Oleh : Dwipa Pangga
Suarakita.org – Bertempat di Kantor Solidaritas Perempuan, daerah Pasar Minggu Jakarta. Dalam rangka memperingati International Againts Homophobia, Transphobia and Biphobia (IDAHOT 2016) diadakan acara Pemutaran Film “The Danish Girl” dan Diskusi bersama Prof. Dr. Saskia E. Wieringa, pada Rabu , 18 Mei 2016.
Acara yang merupakan kerjasma antar LSM ini yang di motori oleh Ardhanary Institute, SuaraKita, GWL INA, BITES, Solidaritas Perempuan, Perempuan Mahardika dan Aliansi Satu Visi merupakan kerjasama pihak-pihak yang peduli dengan keragaman gender dan penghormatan hak-hak terhadap orang-orang yang non heteroseksual.
Film “The Danish Girl” dipilih untuk diputar diacara ini, menceritakan kisah nyata seorang transgender bernama Einar Wegener (diperankan oleh aktor Eddie Redmayne), yang hidup di Denmark sekitar tahun 1920 an. Einar Wegener menikah dengan Gerda Wegener (diperankan oleh aktris Alicia Vikander) yang kedua suami istri ini berprofesi sebagai seorang pelukis. Einar Wegener merasa dirinya adalah seorang perempuan. Didalam film ini dilukiskan dengan mendalam bagaimana perjuangannya untuk menjadi seorang perempuan. Ketika awalnya dia diminta oleh sang istri untuk menjadi perempuan dalam model lukisannya. Dia seperti menemukan jati dirinya sebagai perempuan Dan pergulatan batin Gerda Wegner , istrinya, yang besar hati dengan penuh cintanya untuk medampingi keiginan suaminya tersebut.
Einar Wegener tampil menjadi sosok perempuan dan berganti nama menjadi Lily Elbe. Keputusannya ini didukung oleh Gerda Wegener dan teman teman dekatnya, dengan menyatakan tidak ada yang salah dengan keputusan suaminya tersebut untuk menjalani operasi penyesuaian kelamin. Yang pada 1920 an, suatu tindakan medis yang sangat mengandung resiko.

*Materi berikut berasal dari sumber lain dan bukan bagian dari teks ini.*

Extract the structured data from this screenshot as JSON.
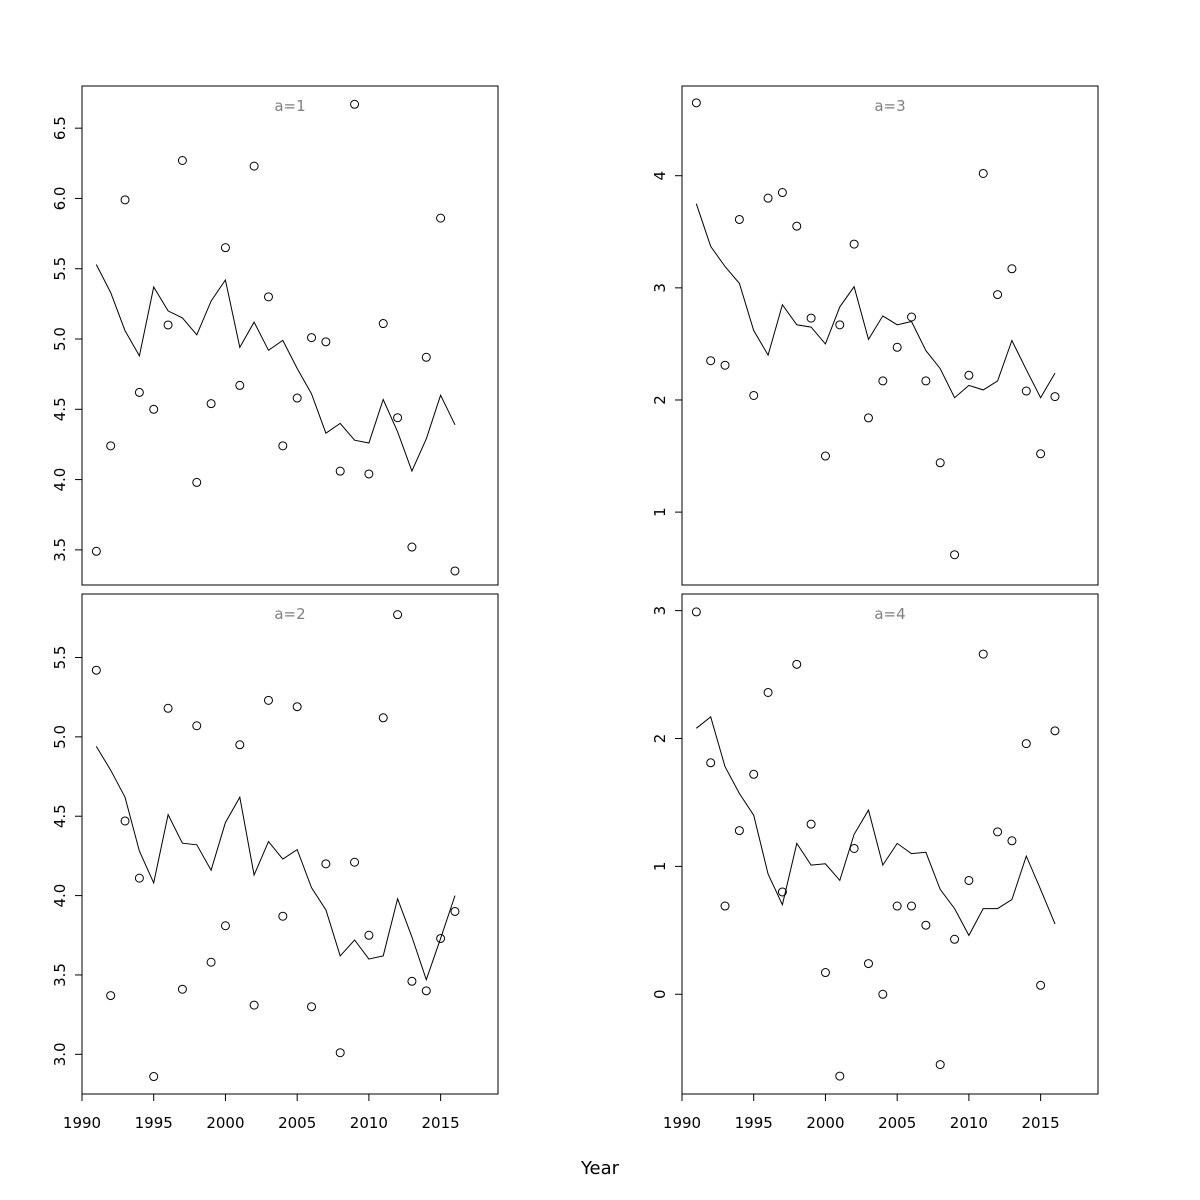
{
  "figure": {
    "xlabel": "Year"
  },
  "chart_data": [
    {
      "type": "scatter",
      "title": "a=1",
      "xlim": [
        1990,
        2019
      ],
      "ylim": [
        3.25,
        6.8
      ],
      "xticks": [],
      "xtick_labels": [],
      "yticks": [
        3.5,
        4.0,
        4.5,
        5.0,
        5.5,
        6.0,
        6.5
      ],
      "ytick_labels": [
        "3.5",
        "4.0",
        "4.5",
        "5.0",
        "5.5",
        "6.0",
        "6.5"
      ],
      "x": [
        1991,
        1992,
        1993,
        1994,
        1995,
        1996,
        1997,
        1998,
        1999,
        2000,
        2001,
        2002,
        2003,
        2004,
        2005,
        2006,
        2007,
        2008,
        2009,
        2010,
        2011,
        2012,
        2013,
        2014,
        2015,
        2016
      ],
      "points": [
        3.49,
        4.24,
        5.99,
        4.62,
        4.5,
        5.1,
        6.27,
        3.98,
        4.54,
        5.65,
        4.67,
        6.23,
        5.3,
        4.24,
        4.58,
        5.01,
        4.98,
        4.06,
        6.67,
        4.04,
        5.11,
        4.44,
        3.52,
        4.87,
        5.86,
        3.35
      ],
      "line": [
        5.53,
        5.33,
        5.06,
        4.88,
        5.37,
        5.2,
        5.15,
        5.03,
        5.27,
        5.42,
        4.94,
        5.12,
        4.92,
        4.99,
        4.79,
        4.61,
        4.33,
        4.4,
        4.28,
        4.26,
        4.57,
        4.34,
        4.06,
        4.29,
        4.6,
        4.39
      ]
    },
    {
      "type": "scatter",
      "title": "a=3",
      "xlim": [
        1990,
        2019
      ],
      "ylim": [
        0.35,
        4.8
      ],
      "xticks": [],
      "xtick_labels": [],
      "yticks": [
        1,
        2,
        3,
        4
      ],
      "ytick_labels": [
        "1",
        "2",
        "3",
        "4"
      ],
      "x": [
        1991,
        1992,
        1993,
        1994,
        1995,
        1996,
        1997,
        1998,
        1999,
        2000,
        2001,
        2002,
        2003,
        2004,
        2005,
        2006,
        2007,
        2008,
        2009,
        2010,
        2011,
        2012,
        2013,
        2014,
        2015,
        2016
      ],
      "points": [
        4.65,
        2.35,
        2.31,
        3.61,
        2.04,
        3.8,
        3.85,
        3.55,
        2.73,
        1.5,
        2.67,
        3.39,
        1.84,
        2.17,
        2.47,
        2.74,
        2.17,
        1.44,
        0.62,
        2.22,
        4.02,
        2.94,
        3.17,
        2.08,
        1.52,
        2.03
      ],
      "line": [
        3.75,
        3.37,
        3.19,
        3.04,
        2.62,
        2.4,
        2.85,
        2.67,
        2.65,
        2.5,
        2.83,
        3.01,
        2.54,
        2.75,
        2.67,
        2.7,
        2.44,
        2.28,
        2.02,
        2.13,
        2.09,
        2.17,
        2.53,
        2.27,
        2.02,
        2.24
      ]
    },
    {
      "type": "scatter",
      "title": "a=2",
      "xlim": [
        1990,
        2019
      ],
      "ylim": [
        2.75,
        5.9
      ],
      "xticks": [
        1990,
        1995,
        2000,
        2005,
        2010,
        2015
      ],
      "xtick_labels": [
        "1990",
        "1995",
        "2000",
        "2005",
        "2010",
        "2015"
      ],
      "yticks": [
        3.0,
        3.5,
        4.0,
        4.5,
        5.0,
        5.5
      ],
      "ytick_labels": [
        "3.0",
        "3.5",
        "4.0",
        "4.5",
        "5.0",
        "5.5"
      ],
      "x": [
        1991,
        1992,
        1993,
        1994,
        1995,
        1996,
        1997,
        1998,
        1999,
        2000,
        2001,
        2002,
        2003,
        2004,
        2005,
        2006,
        2007,
        2008,
        2009,
        2010,
        2011,
        2012,
        2013,
        2014,
        2015,
        2016
      ],
      "points": [
        5.42,
        3.37,
        4.47,
        4.11,
        2.86,
        5.18,
        3.41,
        5.07,
        3.58,
        3.81,
        4.95,
        3.31,
        5.23,
        3.87,
        5.19,
        3.3,
        4.2,
        3.01,
        4.21,
        3.75,
        5.12,
        5.77,
        3.46,
        3.4,
        3.73,
        3.9
      ],
      "line": [
        4.94,
        4.79,
        4.62,
        4.28,
        4.08,
        4.51,
        4.33,
        4.32,
        4.16,
        4.46,
        4.62,
        4.13,
        4.34,
        4.23,
        4.29,
        4.05,
        3.91,
        3.62,
        3.72,
        3.6,
        3.62,
        3.98,
        3.74,
        3.47,
        3.73,
        4.0
      ]
    },
    {
      "type": "scatter",
      "title": "a=4",
      "xlim": [
        1990,
        2019
      ],
      "ylim": [
        -0.78,
        3.13
      ],
      "xticks": [
        1990,
        1995,
        2000,
        2005,
        2010,
        2015
      ],
      "xtick_labels": [
        "1990",
        "1995",
        "2000",
        "2005",
        "2010",
        "2015"
      ],
      "yticks": [
        0,
        1,
        2,
        3
      ],
      "ytick_labels": [
        "0",
        "1",
        "2",
        "3"
      ],
      "x": [
        1991,
        1992,
        1993,
        1994,
        1995,
        1996,
        1997,
        1998,
        1999,
        2000,
        2001,
        2002,
        2003,
        2004,
        2005,
        2006,
        2007,
        2008,
        2009,
        2010,
        2011,
        2012,
        2013,
        2014,
        2015,
        2016
      ],
      "points": [
        2.99,
        1.81,
        0.69,
        1.28,
        1.72,
        2.36,
        0.8,
        2.58,
        1.33,
        0.17,
        -0.64,
        1.14,
        0.24,
        0.0,
        0.69,
        0.69,
        0.54,
        -0.55,
        0.43,
        0.89,
        2.66,
        1.27,
        1.2,
        1.96,
        0.07,
        2.06
      ],
      "line": [
        2.08,
        2.17,
        1.78,
        1.57,
        1.4,
        0.94,
        0.7,
        1.18,
        1.01,
        1.02,
        0.89,
        1.25,
        1.44,
        1.01,
        1.18,
        1.1,
        1.11,
        0.82,
        0.67,
        0.46,
        0.67,
        0.67,
        0.74,
        1.08,
        0.82,
        0.55
      ]
    }
  ]
}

Film berdurasi 2 jam ini, mendapat piala Oskar 2016 untuk Aktris Alicia Vikander sebagai Aktris Pendukung terbaik dalam Film besutan sutradara Tom Hooper.

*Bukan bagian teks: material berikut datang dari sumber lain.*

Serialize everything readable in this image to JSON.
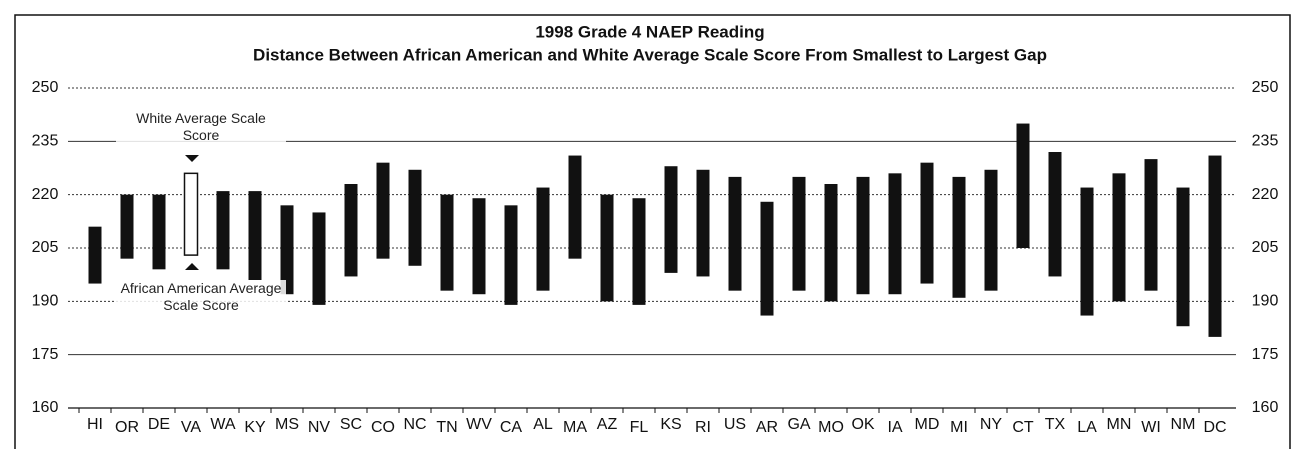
{
  "chart_data": {
    "type": "floating_bar",
    "title": "1998 Grade 4 NAEP Reading",
    "subtitle": "Distance Between African American and White Average Scale Score From Smallest to Largest Gap",
    "categories": [
      "HI",
      "OR",
      "DE",
      "VA",
      "WA",
      "KY",
      "MS",
      "NV",
      "SC",
      "CO",
      "NC",
      "TN",
      "WV",
      "CA",
      "AL",
      "MA",
      "AZ",
      "FL",
      "KS",
      "RI",
      "US",
      "AR",
      "GA",
      "MO",
      "OK",
      "IA",
      "MD",
      "MI",
      "NY",
      "CT",
      "TX",
      "LA",
      "MN",
      "WI",
      "NM",
      "DC"
    ],
    "series": [
      {
        "name": "African American Average Scale Score",
        "values": [
          195,
          202,
          199,
          203,
          199,
          196,
          192,
          189,
          197,
          202,
          200,
          193,
          192,
          189,
          193,
          202,
          190,
          189,
          198,
          197,
          193,
          186,
          193,
          190,
          192,
          192,
          195,
          191,
          193,
          205,
          197,
          186,
          190,
          193,
          183,
          180
        ]
      },
      {
        "name": "White Average Scale Score",
        "values": [
          211,
          220,
          220,
          226,
          221,
          221,
          217,
          215,
          223,
          229,
          227,
          220,
          219,
          217,
          222,
          231,
          220,
          219,
          228,
          227,
          225,
          218,
          225,
          223,
          225,
          226,
          229,
          225,
          227,
          240,
          232,
          222,
          226,
          230,
          222,
          231
        ]
      }
    ],
    "color": "#111111",
    "ylim": [
      160,
      250
    ],
    "yticks": [
      160,
      175,
      190,
      205,
      220,
      235,
      250
    ],
    "grid": true
  }
}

Setelah pemutaran Film ,dibuka sesi diskusi yang menghadirkan narasumber Prof. Dr Saskia E. Wieringa, seorang pengampu kajian gender dan seksualitas dari Universitas Amsterdam, Belanda.

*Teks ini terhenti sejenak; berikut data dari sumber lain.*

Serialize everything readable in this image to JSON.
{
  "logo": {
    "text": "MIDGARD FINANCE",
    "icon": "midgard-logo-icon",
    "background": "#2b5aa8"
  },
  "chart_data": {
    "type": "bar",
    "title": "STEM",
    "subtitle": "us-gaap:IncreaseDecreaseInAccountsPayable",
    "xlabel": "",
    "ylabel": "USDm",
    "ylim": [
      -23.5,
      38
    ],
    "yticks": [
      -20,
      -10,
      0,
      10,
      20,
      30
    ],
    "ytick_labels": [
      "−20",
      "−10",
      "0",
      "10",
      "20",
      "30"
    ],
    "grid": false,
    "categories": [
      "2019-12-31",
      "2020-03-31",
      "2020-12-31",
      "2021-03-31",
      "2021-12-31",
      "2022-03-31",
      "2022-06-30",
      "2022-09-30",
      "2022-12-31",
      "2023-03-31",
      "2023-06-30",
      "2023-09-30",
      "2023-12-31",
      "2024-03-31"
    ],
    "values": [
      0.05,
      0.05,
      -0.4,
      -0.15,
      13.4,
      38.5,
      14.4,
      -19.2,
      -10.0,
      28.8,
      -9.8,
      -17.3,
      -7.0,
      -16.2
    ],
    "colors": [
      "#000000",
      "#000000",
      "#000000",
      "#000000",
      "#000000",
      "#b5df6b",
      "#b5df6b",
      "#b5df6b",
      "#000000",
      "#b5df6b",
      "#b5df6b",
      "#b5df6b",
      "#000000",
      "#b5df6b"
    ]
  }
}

Diawal diskusi Saksia menjelaskan tentang Einar Wegener yang menurutnya perintis dalam operasi penyesuaian kelamin di dunia. Dimasa hidupnya beliau sampai 3 kali tahapan menjalani operasi penyesuaian kelamin. Acara yang di moderator oleh RR Agustine ini, memberikan kesempatan kepada peserta untuk bertanya kepada narasumber.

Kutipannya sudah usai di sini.